Tiffany now expects net sales worldwide to increase by roughly 4 percent in fiscal 2017, and adjusted net earnings will rise by, at a minimum, a high-single-digit percentage from a year ago.
The company also on Wednesday provided a preliminary outlook for fiscal 2018 and is calling for a mid-single-digit percentage increase in total sales.
Meantime, Tiffany said it will spend more in the upcoming fiscal year on technology, marketing, and store presentations to reach growth objectives over the long term. In turn, the company is expecting earnings to be flat to slightly down from fiscal 2017's figure.

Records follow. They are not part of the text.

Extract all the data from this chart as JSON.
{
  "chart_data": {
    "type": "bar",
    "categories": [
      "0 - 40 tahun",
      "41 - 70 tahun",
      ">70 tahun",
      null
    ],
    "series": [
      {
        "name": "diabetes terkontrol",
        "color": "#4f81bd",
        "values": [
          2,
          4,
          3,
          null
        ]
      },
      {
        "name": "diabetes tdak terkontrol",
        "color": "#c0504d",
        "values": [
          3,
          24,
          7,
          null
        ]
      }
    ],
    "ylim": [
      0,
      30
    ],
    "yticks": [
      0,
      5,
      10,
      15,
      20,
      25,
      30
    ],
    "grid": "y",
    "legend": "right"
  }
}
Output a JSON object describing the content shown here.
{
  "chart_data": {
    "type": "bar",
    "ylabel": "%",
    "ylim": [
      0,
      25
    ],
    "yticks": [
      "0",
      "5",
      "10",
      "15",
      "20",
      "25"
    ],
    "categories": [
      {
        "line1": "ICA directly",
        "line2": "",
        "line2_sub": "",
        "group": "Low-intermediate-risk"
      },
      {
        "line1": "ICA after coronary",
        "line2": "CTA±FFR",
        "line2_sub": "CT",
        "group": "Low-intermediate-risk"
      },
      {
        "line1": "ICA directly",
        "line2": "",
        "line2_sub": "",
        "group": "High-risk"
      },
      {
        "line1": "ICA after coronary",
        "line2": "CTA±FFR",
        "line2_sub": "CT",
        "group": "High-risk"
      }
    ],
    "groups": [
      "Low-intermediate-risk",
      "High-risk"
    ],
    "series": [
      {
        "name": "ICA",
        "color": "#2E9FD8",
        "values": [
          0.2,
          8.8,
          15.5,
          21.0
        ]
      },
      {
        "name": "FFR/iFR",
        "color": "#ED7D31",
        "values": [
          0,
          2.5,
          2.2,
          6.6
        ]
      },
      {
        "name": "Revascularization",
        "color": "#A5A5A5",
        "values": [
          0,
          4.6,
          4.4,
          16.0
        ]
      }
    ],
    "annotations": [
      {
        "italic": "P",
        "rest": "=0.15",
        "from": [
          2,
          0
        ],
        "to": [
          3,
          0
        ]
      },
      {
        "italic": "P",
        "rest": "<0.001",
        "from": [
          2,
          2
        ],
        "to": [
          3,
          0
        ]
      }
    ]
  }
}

Earnings are expected to get a boost, however, "in an amount yet to be determined, from an expected lower effective income tax rate resulting from the recent revisions to the U.S. tax code," the company said. More details will be provided on March 16, when Tiffany is set to report fourth-quarter and full-year results.
"We remain enthusiastic given our views of the iconic nature of the brand, bridal and global business mix, luxury customer strength, and high degree of vertical integration – we believe these qualities are un-amazon-able and are a good platform for changes ahead," Cowen & Co. analyst Oliver Chen said about Tiffany's results.
"Changes continue to be necessary and we look forward to improved cadence of new product launches – reinvention of the store and store experience – and the tasteful blending of stores and online which should result in less friction in the buying process and also more delight," Chen said.
Tiffany shares closed Wednesday up a little more than 1 percent, having climbed more than 30 percent from a year ago.